Bemerkt sei noch: Der Rezensent ist froh, seinen eigenen Nah-Kommentar (den Vfn. zwar in der Bibliographie aufführt, aber offenbar nicht mehr verarbeiten konnte) nicht noch schreiben zu müssen, hätte er sich dann doch auf eine intensive Diskussion mit dieser ambitionierten textkritischen Arbeit einzulassen. Andererseits bekennt er gern, dass dies seiner Kommentierung hier und da gutgetan hätte.

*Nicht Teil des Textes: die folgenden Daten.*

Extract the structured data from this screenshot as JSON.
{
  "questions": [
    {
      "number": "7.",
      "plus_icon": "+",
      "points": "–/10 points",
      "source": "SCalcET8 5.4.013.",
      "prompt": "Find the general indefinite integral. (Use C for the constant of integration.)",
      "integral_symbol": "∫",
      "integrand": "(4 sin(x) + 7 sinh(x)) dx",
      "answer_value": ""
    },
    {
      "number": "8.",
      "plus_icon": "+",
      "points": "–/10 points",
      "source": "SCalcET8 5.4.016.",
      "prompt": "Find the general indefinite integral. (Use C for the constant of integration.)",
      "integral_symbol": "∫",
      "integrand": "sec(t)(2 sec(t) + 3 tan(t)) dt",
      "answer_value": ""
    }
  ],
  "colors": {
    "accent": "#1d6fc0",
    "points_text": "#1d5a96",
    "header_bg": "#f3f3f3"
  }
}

Das angezeigte Buch ist eines der letzten des Verlagsprogramms »Neukirchener Theologie«, das als Publikationsort »Neukirchen-Vluyn« ausweist; künftig wird dies »Göttingen« sein. Die überaus sorgfältige Drucklegung eines hochkomplexen Manuskripts wie des hier verarbeiteten zeigt die Handschrift nicht nur einer versierten und engagierten Autorin, sondern auch eines sachkundigen Lektors; die Vfn. bedankt sich dafür bei Volker Hampel in Neukirchen (VIII); möge seine Arbeitsweise auch in Göttingen den Maßstab bilden.